Save First Basin's supporters denied there had been any wrongdoing, but the Odessa, Texas-headquartered First Basin sued in 2008 in the District Court of Ector County, and the litigation has been going on ever since.
“I don't think that I have anything to say about the pace of the case except that the courts in Ector County grind very fine,” said Calvin Hendrick, a lawyer for the defendants and now counter plaintiffs as the defendants have counter sued. “That and the number of lawyers hasn't helped.”
From the beginning, the case has involved a lot of discovery and depositions, and Hendrick added that those kinds of cases tended to drag on a long time since every set of lawyers tended to bring its own schedules for availability to depositions and that just tended to make everything take longer.
“Half the time its getting everybody on the same page,” Hendrick said, but he added that the case has taken a few turns since its first filing.
First, and maybe most important, the credit union dropped the case against all the individual Save First Basin supporters, a move that Hendrick attributed to the credit union not wanting to go before a jury suing its own members.
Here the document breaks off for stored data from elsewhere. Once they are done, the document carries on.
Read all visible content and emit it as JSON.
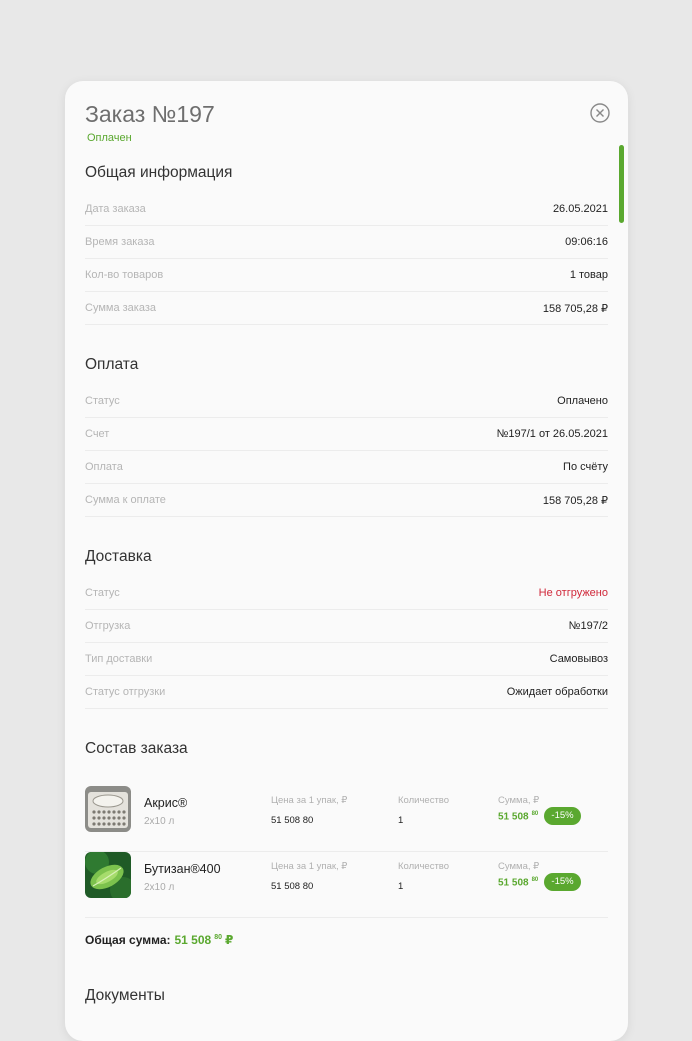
{
  "order": {
    "title": "Заказ №197",
    "status": "Оплачен"
  },
  "general": {
    "title": "Общая информация",
    "rows": [
      {
        "label": "Дата заказа",
        "value": "26.05.2021"
      },
      {
        "label": "Время заказа",
        "value": "09:06:16"
      },
      {
        "label": "Кол-во товаров",
        "value": "1 товар"
      },
      {
        "label": "Сумма заказа",
        "value": "158 705,28 ₽"
      }
    ]
  },
  "payment": {
    "title": "Оплата",
    "rows": [
      {
        "label": "Статус",
        "value": "Оплачено"
      },
      {
        "label": "Счет",
        "value": "№197/1 от 26.05.2021"
      },
      {
        "label": "Оплата",
        "value": "По счёту"
      },
      {
        "label": "Сумма к оплате",
        "value": "158 705,28 ₽"
      }
    ]
  },
  "delivery": {
    "title": "Доставка",
    "rows": [
      {
        "label": "Статус",
        "value": "Не отгружено"
      },
      {
        "label": "Отгрузка",
        "value": "№197/2"
      },
      {
        "label": "Тип доставки",
        "value": "Самовывоз"
      },
      {
        "label": "Статус отгрузки",
        "value": "Ожидает обработки"
      }
    ]
  },
  "composition": {
    "title": "Состав заказа",
    "headers": {
      "price": "Цена за 1 упак, ₽",
      "qty": "Количество",
      "sum": "Сумма, ₽"
    },
    "items": [
      {
        "name": "Акрис®",
        "pack": "2x10 л",
        "price": "51 508 80",
        "qty": "1",
        "sum_main": "51 508",
        "sum_cents": "80",
        "discount": "-15%"
      },
      {
        "name": "Бутизан®400",
        "pack": "2x10 л",
        "price": "51 508 80",
        "qty": "1",
        "sum_main": "51 508",
        "sum_cents": "80",
        "discount": "-15%"
      }
    ],
    "total_label": "Общая сумма:",
    "total_main": "51 508",
    "total_cents": "80",
    "total_currency": "₽"
  },
  "documents": {
    "title": "Документы"
  },
  "colors": {
    "accent": "#5aa82f",
    "danger": "#d0283a"
  }
}
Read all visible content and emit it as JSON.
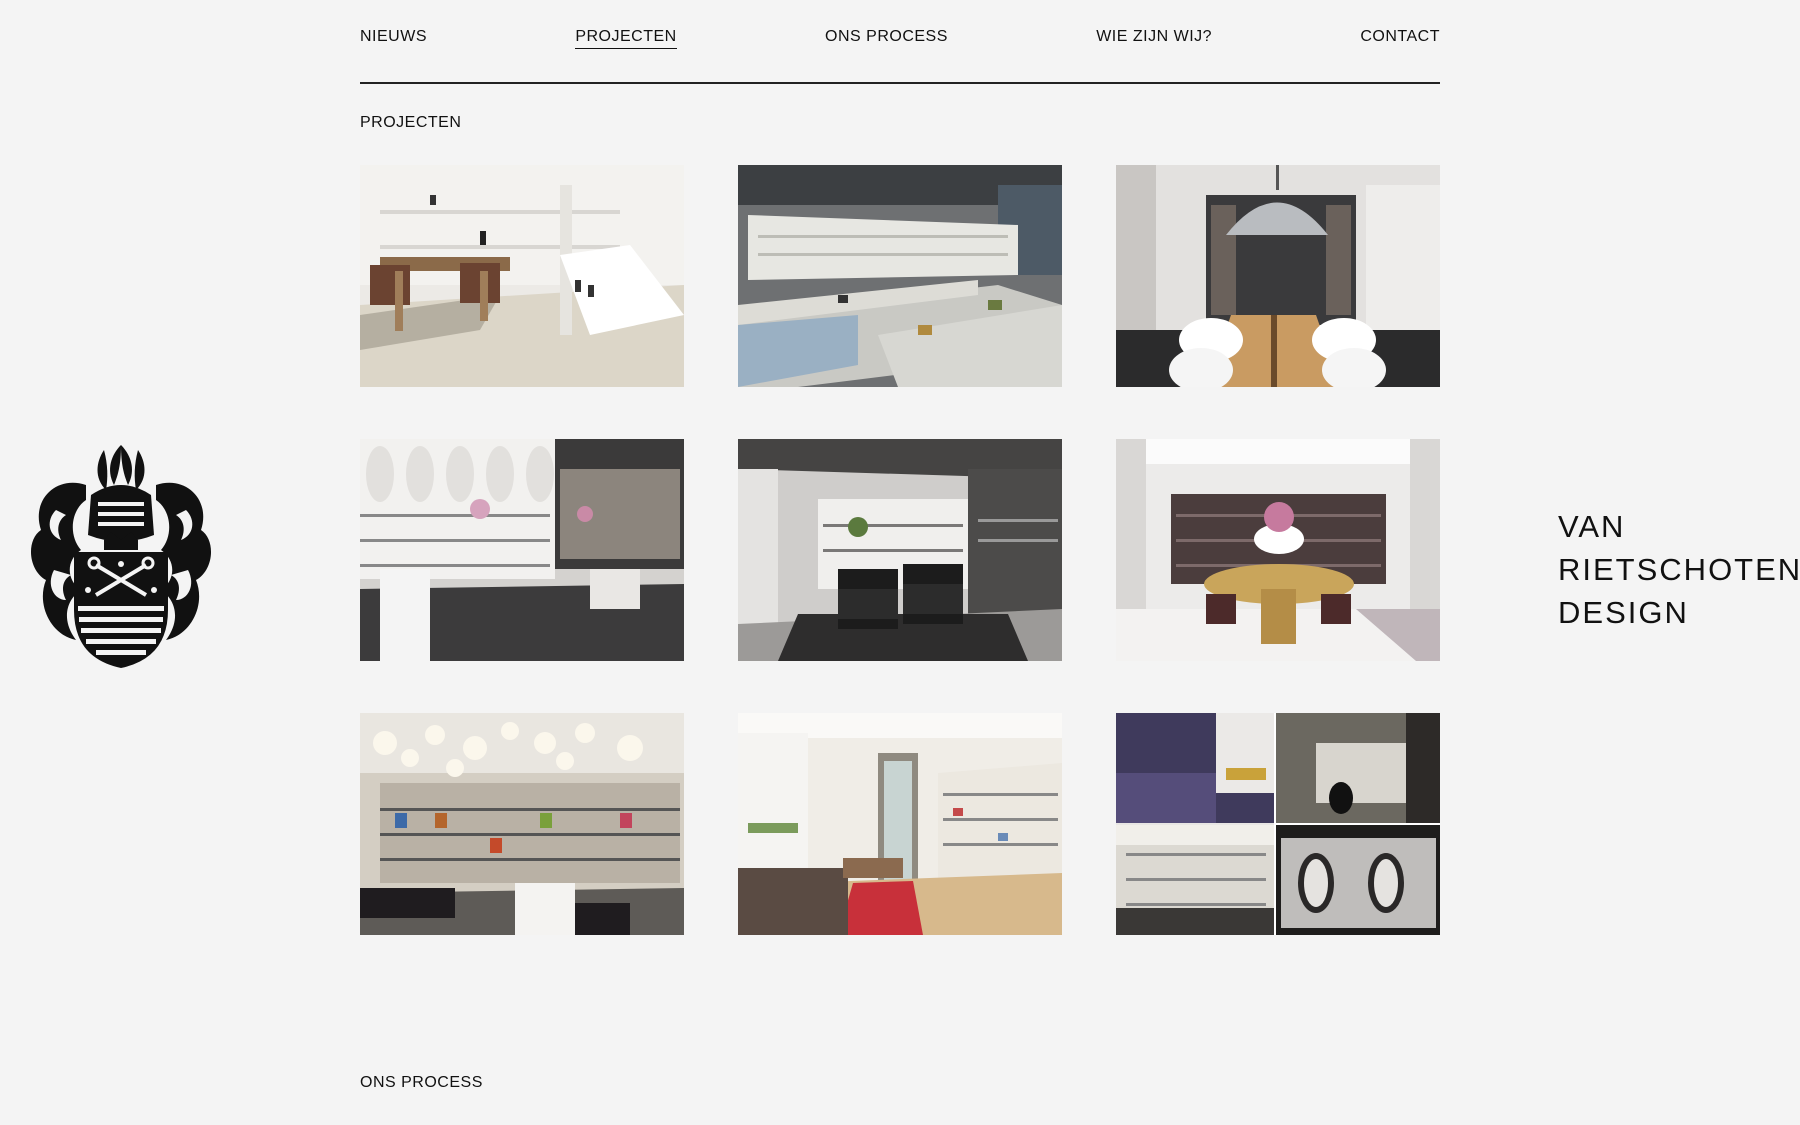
{
  "nav": {
    "items": [
      {
        "label": "NIEUWS",
        "active": false
      },
      {
        "label": "PROJECTEN",
        "active": true
      },
      {
        "label": "ONS PROCESS",
        "active": false
      },
      {
        "label": "WIE ZIJN WIJ?",
        "active": false
      },
      {
        "label": "CONTACT",
        "active": false
      }
    ]
  },
  "projects": {
    "title": "PROJECTEN"
  },
  "next_section": {
    "title": "ONS PROCESS"
  },
  "brand": {
    "lines": [
      "VAN",
      "RIETSCHOTEN",
      "DESIGN"
    ]
  },
  "colors": {
    "background": "#f4f4f4",
    "text": "#111111"
  }
}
At the same time, the credit union added the Texas Credit Union League to the suit, alleging that the league had helped the Save First Basin group even though it had been saying that it was not taking a position on the charter change.
After the changes, the remaining defendants are the Texas Credit Union League, the National Center for Member Trust and the 45,000 member, $400 million Self Help Credit Union headquartered in Raleigh-Durham, N.C.
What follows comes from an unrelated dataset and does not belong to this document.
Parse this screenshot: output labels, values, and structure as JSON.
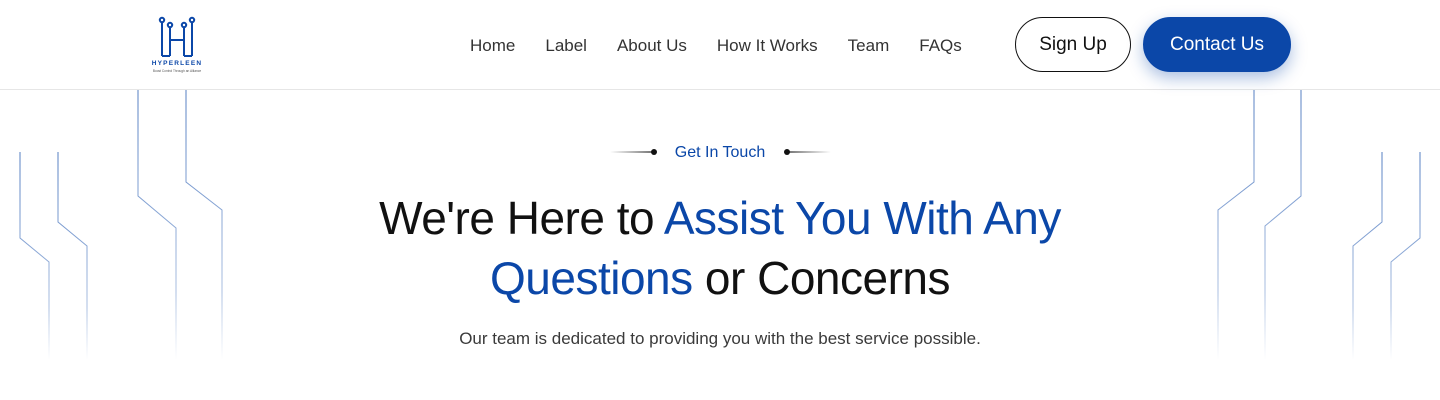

According to court filings, the credit union is arguing, among other things, that the three organizations communicated and cooperated among themselves in an effort to oppose the First Basin charter change, including recruiting others to oppose the conversion, preparing communications and media releases for the Save First Basin group and raising funds to pay for the group's website.
For their part, the defendants are asserting that they had a right to communicate with each other about the charter change and oppose it if they chose.
Hendrick could not predict when the case might go to trial as the depositions and discovery are still going on and it’s unclear what remains at stake.
In a recent filing, the credit union included an analysis from an economist that put First Basin's economic damages from the failed conversion attempt at between $11 million and $24 million, but that analysis presupposes that the measure failed because of the defendant’s opposition and not for another reason, which has yet to be proved.
But the defendants have also just made a motion to have part of the case thrown out on the grounds that the credit union lacked the standing to bring a defamation complaint.